There is no error after running: here I copy the contents of the Javacode folder of D disk to the javacode1 folder of E disk.

 


Effect:

This is the file on disk D.

  

This is the file on the E-disk:

    

The code is as follows:


import java.io.File;
import java.io.FileInputStream;
import java.io.FileOutputStream;
import java.io.IOException;
import java.util.Objects;

public class Test2 {

	public void findAll(File source, File target) {

		File[] file = source.listFiles();
		if (Objects.nonNull(file)) {
			for (int i = 0; i < file.length; i++) {
				File sour = file[i];
				File tar = new File(target, sour.getName());//Consideration of fault tolerance
//				if(!tar.exists()){
//					if(!tar.mkdir()){
//						System.out.println("Failure or Failure");
//					}
//				}
				if (sour.isFile()) {
					copy(sour, tar);
				} else {
					tar.mkdir();
					findAll(sour, tar);
				}
			}
		}
	}

	public void copy(File source, File target) {
		FileInputStream fis = null;
		FileOutputStream fos = null;
		try {
			fis = new FileInputStream(source);
			fos = new FileOutputStream(target);
			byte[] b = new byte[1024];
			int len = 0;
			while ((len = fis.read(b)) != -1) {
				fos.write(b, 0, len);
			}
		} catch (Exception e) {

		} finally {
			if (fis != null) {
				try {
					fis.close();
					fos.close();
				} catch (IOException e) {
					e.printStackTrace();
				}
			}
		}
	}

	public static void main(String[] args) {
		File f1 = new File("D:\\javacode");
		File f2 = new File("E:\\javacode1");
		new Test2().findAll(f1, f2);

	}
}

Summary

Before realizing the copy of this file, I linked the File class, byte stream and so on.

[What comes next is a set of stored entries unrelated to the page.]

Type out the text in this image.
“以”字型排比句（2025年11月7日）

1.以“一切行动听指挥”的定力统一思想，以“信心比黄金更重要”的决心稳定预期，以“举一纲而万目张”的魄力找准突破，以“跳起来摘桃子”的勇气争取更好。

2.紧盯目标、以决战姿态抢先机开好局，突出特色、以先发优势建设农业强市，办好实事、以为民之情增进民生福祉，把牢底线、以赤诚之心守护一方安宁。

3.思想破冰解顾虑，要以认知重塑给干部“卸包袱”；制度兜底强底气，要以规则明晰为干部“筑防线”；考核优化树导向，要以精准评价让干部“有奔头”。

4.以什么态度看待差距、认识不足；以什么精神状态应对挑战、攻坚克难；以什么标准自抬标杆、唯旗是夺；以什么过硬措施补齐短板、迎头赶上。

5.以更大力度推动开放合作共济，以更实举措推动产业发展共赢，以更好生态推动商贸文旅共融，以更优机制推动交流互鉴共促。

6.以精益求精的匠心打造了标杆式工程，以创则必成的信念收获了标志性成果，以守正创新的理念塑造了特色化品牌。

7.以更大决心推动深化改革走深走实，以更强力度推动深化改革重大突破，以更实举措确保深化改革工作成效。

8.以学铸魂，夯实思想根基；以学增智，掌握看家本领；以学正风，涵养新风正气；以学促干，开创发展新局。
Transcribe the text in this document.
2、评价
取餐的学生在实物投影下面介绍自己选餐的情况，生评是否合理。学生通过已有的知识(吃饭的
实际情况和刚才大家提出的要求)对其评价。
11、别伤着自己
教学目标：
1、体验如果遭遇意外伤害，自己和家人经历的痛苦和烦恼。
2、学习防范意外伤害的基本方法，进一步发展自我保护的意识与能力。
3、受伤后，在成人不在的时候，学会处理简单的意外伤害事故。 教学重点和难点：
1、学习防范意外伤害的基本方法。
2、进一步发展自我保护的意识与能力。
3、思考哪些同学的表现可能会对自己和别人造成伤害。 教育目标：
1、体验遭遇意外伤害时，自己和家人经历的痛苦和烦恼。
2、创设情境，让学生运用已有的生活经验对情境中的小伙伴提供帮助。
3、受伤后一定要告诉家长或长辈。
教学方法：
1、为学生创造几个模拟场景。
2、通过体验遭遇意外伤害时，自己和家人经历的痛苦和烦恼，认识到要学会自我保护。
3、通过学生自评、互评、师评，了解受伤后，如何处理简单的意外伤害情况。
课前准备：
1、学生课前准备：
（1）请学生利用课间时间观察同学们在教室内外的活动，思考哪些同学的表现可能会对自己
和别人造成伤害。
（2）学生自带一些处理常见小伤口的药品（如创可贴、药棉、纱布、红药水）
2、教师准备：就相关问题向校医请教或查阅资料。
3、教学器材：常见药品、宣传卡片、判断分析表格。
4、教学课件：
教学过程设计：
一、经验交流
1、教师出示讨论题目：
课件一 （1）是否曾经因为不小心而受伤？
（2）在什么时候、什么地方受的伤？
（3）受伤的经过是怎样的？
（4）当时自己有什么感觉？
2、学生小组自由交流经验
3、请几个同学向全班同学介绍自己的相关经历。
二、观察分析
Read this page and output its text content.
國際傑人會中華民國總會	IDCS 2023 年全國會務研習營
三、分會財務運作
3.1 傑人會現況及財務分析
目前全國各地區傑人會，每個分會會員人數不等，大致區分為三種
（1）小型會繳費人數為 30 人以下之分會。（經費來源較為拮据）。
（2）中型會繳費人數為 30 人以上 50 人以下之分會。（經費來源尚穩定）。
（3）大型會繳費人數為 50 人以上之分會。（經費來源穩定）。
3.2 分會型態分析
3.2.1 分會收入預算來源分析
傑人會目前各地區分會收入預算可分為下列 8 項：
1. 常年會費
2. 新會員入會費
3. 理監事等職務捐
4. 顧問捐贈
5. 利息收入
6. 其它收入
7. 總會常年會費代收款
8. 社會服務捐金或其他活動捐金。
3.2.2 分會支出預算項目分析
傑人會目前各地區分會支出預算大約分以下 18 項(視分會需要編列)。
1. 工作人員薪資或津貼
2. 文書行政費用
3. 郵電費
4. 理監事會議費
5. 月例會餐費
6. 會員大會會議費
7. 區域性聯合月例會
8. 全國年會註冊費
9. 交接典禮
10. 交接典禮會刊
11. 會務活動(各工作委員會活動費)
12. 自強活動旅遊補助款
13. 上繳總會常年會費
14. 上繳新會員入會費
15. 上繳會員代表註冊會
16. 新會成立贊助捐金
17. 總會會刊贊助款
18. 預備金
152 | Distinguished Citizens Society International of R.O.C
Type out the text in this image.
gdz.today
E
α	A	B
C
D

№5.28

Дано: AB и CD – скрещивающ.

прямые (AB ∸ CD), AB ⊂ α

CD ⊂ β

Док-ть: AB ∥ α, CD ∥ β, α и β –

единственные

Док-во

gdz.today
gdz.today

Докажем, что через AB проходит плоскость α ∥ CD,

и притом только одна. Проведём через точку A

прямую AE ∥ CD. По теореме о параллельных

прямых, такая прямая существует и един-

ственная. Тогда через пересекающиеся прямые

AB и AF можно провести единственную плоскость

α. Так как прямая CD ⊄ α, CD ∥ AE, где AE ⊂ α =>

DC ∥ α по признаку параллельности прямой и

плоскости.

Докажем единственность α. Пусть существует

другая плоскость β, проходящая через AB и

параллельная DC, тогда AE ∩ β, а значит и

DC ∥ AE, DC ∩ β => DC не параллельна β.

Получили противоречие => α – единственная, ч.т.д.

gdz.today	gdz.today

This method may not be the best way to write. It is suggested that we consider the problem of file fault tolerance (such as how to deal with the existing files). The implementation principle is basically the same. Before doing this method, we must To have an overall framework of IO flow in mind, it is possible to achieve twice the result with half the effort!